Nessa lógica circular, para as empresas, os salários são essencialmente um custo de produção ainda que diferente dos restantes custos, pois é o trabalho que cria valor; e a parcela desse valor criado e que é distribuído aos trabalhadores sob a forma de salário é um elemento essencial para garantir um elevado nível global de consumo que, por sua vez, vai garantir a existência dos capitalistas.

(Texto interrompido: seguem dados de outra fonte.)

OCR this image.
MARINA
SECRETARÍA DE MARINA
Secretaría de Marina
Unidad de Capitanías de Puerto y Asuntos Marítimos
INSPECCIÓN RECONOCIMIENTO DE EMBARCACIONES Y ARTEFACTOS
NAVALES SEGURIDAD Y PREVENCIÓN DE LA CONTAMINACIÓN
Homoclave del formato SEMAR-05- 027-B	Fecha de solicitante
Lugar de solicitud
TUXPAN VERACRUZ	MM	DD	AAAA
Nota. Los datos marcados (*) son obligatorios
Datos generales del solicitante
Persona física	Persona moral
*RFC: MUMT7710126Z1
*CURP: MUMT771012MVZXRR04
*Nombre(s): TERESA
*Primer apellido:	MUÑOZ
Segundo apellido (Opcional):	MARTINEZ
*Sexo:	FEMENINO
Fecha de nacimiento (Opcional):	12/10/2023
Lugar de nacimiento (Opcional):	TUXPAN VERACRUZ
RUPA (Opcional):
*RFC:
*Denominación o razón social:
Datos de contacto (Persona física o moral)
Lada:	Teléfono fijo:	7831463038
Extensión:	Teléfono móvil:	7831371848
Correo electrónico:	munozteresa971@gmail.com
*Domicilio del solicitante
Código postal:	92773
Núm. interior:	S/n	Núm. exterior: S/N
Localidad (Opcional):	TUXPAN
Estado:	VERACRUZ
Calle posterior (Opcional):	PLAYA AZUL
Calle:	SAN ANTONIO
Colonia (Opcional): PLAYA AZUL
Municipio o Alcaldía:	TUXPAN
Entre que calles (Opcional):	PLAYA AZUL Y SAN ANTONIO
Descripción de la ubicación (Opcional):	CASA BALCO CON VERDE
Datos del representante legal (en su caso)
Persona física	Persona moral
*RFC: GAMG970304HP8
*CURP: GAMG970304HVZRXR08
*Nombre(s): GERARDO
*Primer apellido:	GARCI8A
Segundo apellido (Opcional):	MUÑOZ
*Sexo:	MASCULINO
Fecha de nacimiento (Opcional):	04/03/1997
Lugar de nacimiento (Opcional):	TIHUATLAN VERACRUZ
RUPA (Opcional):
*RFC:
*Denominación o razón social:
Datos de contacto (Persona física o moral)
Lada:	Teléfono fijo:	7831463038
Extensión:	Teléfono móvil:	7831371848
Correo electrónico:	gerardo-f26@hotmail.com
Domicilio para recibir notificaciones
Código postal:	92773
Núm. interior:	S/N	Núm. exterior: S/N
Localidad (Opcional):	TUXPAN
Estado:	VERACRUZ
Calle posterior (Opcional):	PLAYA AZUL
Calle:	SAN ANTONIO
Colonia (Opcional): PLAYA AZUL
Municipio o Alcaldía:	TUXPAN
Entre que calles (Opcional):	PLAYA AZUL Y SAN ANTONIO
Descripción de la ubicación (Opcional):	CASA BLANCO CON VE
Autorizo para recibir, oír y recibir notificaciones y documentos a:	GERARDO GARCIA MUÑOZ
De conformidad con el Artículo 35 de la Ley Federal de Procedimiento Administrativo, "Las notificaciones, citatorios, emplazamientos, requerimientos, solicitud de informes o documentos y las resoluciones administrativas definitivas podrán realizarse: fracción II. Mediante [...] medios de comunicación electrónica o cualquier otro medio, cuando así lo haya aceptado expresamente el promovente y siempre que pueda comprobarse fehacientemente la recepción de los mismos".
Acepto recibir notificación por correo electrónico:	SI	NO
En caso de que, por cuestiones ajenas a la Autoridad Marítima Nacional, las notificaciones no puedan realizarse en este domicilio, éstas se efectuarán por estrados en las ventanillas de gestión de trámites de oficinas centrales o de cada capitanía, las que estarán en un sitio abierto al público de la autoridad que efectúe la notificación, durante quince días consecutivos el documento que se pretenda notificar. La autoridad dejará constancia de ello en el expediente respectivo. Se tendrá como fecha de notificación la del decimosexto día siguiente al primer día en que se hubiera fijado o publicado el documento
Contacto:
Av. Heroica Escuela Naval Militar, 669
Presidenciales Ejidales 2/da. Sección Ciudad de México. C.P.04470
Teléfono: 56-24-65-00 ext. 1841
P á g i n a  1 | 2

É difícil a vida dos capitalistas... Sobretudo, no contexto de um determinado estado-nação, numa época em que não existindo, para a circulação das mercadorias, os pesados crivos fronteiriços e alfandegários de outrora, a concorrência é sempre algo presente e, para mais, com dimensão e conteúdo pouco previsíveis.
A perpetuação do capitalismo exige a existência de normas salariais e laborais consensuais, pacificadas, mesmo com sacrifício, pelos trabalhadores; importante mesmo é que os capitalistas acumulem capital ininterruptamente e em montantes crescentes, para acompanharem o progresso tecnológico e investirem, garantindo uma boa vida aos ditos empreendedores e uma paga condigna aos seus servidores, mormente às castas militares, policiais e às classes políticas; e que se mantenha um alto nível de consumo, que absorva o rendimento de quantos trabalham, para que o ciclo do capital se feche e renove.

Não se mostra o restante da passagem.